The 2014 Nobel Prize in Physics was awarded on Tuesday to Isamu Akasaki, Hiroshi Amano and Shuji Nakamura for the invention of efficient blue light-emitting diodes (LEDs), which have "enabled bright and energy-saving white light sources."
Akasaki, 85, of Japan, is a professor at Meijo University, Nagoya and a distinguished professor at Nagoya University. Since the 1960s, Akasaki has been researching ways to overcome the roadblocks facing high-performance blue LEDs and lasers. For his efforts, he has received the 2009 Kyoto Prize for Advanced Technology and the 2011 IEEE Edison Medal.
Amano, 54, of Japan, is also a professor at Nagoya University.
Nakamura, 60, a Japanese-American, is a professor in the College of Engineering at the University of California, Santa Barbara. A recipient of the 2006 Millennium Technology Prize and the 2009 Harvey Prize, Nakamura has also worked on green LEDs, and created the white LED and blue laser diodes that are used in Blu-Ray discs and HD DVDs.
Red and green light-emitting diodes had been around for decades, but without blue light, white lamps could not be created. Working together and separately, Akasaki, Amano and Nakamura devised those bright blue beams from their semiconductors, and launched "a fundamental transformation in light technology."
With the advent of LED lamps, humanity now has longer lasting and more-efficient light sources.
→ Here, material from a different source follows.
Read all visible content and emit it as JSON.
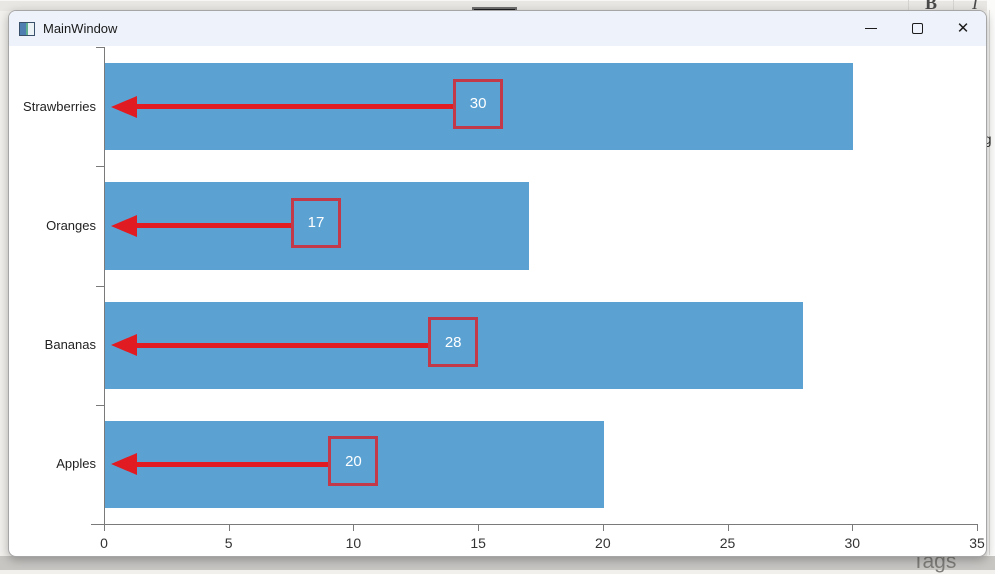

Using the same amount of energy, LED bulbs produce four times the light of a fluorescent bulb and nearly 20 times the light of a standard incandescent bulb, The New York Times reported.
"Incandescent light bulbs lit the 20th century; the 21st century will be lit by LED lamps," the Royal Swedish Academy of Sciences stated.
The Academy awards the Nobel Prize annually to "the person who shall have made the most important discovery or invention within the field of physics." It is one of five Nobel Prizes established by Alfred Nobel, inventor of dynamite, in his will in 1895.
Between 1901 and 2013, more than 560 Nobel Prizes were awarded to 876 people and organizations. Nobel laureates receive the title, a diploma, a gold medal and about $1.1 million in award money. If two winners are chosen for a single category, the prize is split in half. When more than two people or organizations are selected, the prize is distributed at the judges' discretion.